O estudo envolveu mais de três mil jovens americanos com idades entre 23 e 35 anos que foram acompanhados por 20 anos. O grupo de jovens que apresentou dois ou mais períodos de queda dos proventos (>25%) apresentavam menor desempenho nos testes cognitivos mesmo quando se ajustava fatores como escolaridade, atividade física, tabagismo e hipertensão arterial. Cerca de 700 voluntários também foram submetidos a exames de neuroimagem no início do estudo e 20 anos depois. Aqueles com maior instabilidade financeira tiveram maior redução do volume cerebral e uma piora do padrão de conectividade entre as diversas regiões cerebrais.

 

São várias explicações possíveis para esses achados.
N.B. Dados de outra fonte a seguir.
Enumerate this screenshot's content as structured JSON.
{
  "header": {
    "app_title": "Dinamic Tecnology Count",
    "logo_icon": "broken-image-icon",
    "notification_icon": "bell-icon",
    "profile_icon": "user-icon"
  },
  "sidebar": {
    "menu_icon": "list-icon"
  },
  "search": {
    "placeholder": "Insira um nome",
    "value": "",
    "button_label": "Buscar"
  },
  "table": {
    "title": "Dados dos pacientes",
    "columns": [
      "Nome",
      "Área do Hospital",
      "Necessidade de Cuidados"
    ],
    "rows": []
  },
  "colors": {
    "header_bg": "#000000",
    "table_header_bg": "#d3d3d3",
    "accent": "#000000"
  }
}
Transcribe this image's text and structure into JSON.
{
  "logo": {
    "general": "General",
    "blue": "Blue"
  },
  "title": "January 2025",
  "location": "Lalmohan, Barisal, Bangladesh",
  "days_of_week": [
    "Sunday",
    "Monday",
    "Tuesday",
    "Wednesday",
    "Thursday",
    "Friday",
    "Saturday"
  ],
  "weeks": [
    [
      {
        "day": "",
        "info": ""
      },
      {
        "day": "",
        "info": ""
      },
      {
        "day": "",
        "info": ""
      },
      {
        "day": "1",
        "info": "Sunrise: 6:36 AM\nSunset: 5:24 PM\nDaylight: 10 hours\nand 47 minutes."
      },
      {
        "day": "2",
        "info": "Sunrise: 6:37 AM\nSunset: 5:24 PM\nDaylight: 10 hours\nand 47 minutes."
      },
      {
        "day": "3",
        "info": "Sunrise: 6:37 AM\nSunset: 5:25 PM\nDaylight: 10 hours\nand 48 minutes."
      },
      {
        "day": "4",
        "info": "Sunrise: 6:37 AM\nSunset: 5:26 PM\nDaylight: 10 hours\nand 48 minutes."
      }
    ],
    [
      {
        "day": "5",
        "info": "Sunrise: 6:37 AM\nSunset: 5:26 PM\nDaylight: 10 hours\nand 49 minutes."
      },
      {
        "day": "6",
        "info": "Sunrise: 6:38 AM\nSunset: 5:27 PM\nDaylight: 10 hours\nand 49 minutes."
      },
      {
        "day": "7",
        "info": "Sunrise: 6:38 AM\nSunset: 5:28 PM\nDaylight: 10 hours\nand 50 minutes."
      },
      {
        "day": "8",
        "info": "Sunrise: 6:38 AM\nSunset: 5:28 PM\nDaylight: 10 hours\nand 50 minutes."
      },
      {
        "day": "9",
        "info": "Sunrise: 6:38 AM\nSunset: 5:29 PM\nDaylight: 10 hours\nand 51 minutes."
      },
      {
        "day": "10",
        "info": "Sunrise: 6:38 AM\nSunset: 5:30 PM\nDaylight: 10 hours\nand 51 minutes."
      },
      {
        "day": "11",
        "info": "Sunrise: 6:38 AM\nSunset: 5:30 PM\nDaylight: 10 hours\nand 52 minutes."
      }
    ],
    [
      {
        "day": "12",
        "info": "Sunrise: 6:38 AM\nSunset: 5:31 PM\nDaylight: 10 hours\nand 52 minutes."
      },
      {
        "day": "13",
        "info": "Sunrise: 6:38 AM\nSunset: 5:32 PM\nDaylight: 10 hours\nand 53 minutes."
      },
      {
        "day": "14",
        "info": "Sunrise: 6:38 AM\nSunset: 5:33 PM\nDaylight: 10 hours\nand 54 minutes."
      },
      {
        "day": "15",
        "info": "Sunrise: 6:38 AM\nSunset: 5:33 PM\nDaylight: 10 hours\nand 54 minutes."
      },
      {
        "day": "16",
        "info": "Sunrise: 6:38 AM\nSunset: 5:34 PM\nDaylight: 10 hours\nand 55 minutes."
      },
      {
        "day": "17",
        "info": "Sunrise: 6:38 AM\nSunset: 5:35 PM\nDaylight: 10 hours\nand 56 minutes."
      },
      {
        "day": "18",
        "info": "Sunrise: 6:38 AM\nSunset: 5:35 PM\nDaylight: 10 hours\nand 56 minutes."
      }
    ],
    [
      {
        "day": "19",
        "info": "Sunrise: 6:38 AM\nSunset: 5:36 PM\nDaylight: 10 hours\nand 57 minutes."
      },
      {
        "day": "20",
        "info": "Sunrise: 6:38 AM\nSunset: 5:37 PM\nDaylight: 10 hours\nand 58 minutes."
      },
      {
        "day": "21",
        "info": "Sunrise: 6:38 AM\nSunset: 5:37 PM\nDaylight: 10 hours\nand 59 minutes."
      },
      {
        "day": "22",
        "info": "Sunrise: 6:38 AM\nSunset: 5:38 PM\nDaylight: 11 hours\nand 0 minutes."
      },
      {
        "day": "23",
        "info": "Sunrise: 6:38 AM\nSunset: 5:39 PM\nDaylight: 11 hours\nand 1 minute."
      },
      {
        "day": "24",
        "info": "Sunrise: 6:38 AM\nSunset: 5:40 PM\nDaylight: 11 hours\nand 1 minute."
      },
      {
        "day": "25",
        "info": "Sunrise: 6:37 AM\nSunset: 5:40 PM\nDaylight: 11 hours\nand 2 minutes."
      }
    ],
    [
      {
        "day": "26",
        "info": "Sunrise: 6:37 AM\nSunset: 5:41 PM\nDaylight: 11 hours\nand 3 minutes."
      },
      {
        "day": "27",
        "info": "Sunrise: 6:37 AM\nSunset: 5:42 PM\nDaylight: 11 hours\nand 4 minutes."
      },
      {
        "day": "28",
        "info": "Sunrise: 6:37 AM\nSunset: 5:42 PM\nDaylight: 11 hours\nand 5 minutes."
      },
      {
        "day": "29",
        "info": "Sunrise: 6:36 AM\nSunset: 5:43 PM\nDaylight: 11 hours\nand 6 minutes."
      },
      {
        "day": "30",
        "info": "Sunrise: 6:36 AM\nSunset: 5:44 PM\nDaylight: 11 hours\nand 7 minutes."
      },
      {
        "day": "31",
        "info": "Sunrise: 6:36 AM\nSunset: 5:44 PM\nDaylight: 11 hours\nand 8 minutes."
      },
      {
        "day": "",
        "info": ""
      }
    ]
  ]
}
As reduções de proventos podem dificultar o acesso à assistência médica e consequente déficit de tratamento de problemas de saúde. Estudos anteriores mostram que condições financeiras desfavoráveis aumentam o risco de doenças como depressão, ansiedade, obesidade, hipertensão arterial, que por si só já estão associados a um menor desempenho cognitivo. A instabilidade financeira pode reduzir as oportunidades de estímulos cerebrais saudáveis como incrementos na educação formal, um trabalho desafiador, atividade física, lazer, etc.

 

Os autores nos lembram de que políticas que minimizam esses altos e baixos de rendimentos, como seguro desemprego, podem favorecer a saúde cerebral da população. Mais de um terço dos lares americanos apresentou redução dos proventos maior que 25% entre os anos de 2014 e 2015.